Raising a teenager is not for sissies! Those of you who are doing it or have done it know what I’m talking about. Although we’ve all been one at one point in our life, seeing it from a different perspective, as the parent, is eye opening, to say the least! At the time I was going through my teen years, I remember thinking I was so grown up, so cool, so smart, my parents were SO dumb, and I was ready to take on the world. As a mother who has already seen 3 boys go through those years and is now wincing as I try to steer my 17 year old, Sam, through these ‘wonder” years, I realize how very immature teenagers can really be.
Here’s a picture of my clan, along with my husband, John. Sam is the adorable blonde, second to the left, helping celebrate his older brother, Christopher’s, 21st birthday. John made a really good point one night a number of years back. All four boys were still in the house and 3 of them were teenagers at the time. He looked at me and said, “Honey, we have 4 boys and they share 1 brain……….. And we never knows who has it!” Hilarious, but sadly true!
Right now it seems Sam is the one missing the brain, but he would argue that point with me for hours, along with the fact that the sky is not really blue (he’ll argue about pretty much anything right now!) The truth is he will never see my point about certain things, just as I didn’t see my parents’ point when I was his age. We have very different perspectives on life. He’s living in the moment, and his moment in time is very different from my moment in time. I’m worrying about things that he doesn’t give a thought to because, after all, he IS invincible and all those things I worry about will NEVER happen to him! Hmmmm, I vaguely remember telling my mother the exact same thing many years ago.
It’s teaching me that life is about perspective. These years that he thinks he never wants to end are ones that I can’t wait to get through! I’m just plain tired!

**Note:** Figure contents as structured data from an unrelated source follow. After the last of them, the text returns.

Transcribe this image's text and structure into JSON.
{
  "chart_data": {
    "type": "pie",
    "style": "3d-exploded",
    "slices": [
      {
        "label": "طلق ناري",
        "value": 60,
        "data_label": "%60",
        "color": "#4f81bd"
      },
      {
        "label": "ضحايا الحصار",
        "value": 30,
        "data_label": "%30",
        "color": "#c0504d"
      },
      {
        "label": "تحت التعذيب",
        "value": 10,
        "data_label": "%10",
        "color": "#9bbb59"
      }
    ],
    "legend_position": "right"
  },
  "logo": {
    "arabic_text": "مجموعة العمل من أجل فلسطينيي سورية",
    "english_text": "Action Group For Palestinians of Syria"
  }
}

Life is funny that way. Your perspective regarding a problem or a situation in your life truly makes all the difference in the world. One person faced with a problem dives headfirst in to try and find a way to solve it, while another person faced with the same problem quits and moves on to something else. As Lipstick and Laughs, we’ve faced our share of obstacles and “problems” to overcome, mainly the fact that we live in three different parts of the country. We’ve had to find creative ways to deal with that, and we’ve had to try and see it from a new perspective, find ways to make it work. Skype has become our best friend and we love three-way calling on our cell phones. It hasn’t been easy and we could have had the perspective that this could never work, but we decided to try to see all the ways we could make it work. When you believe in something strongly, your perspective changes dramatically and no becomes just another obstacle to overcome.
While I know my son and I will be great friends again someday, right now I am okay with the fact that he probably isn’t going to like me a whole lot for a while. I’m confident that his perspective will change one day, just as mine keeps evolving, and pretty soon we’ll be on the same planet again, where the sky really is blue!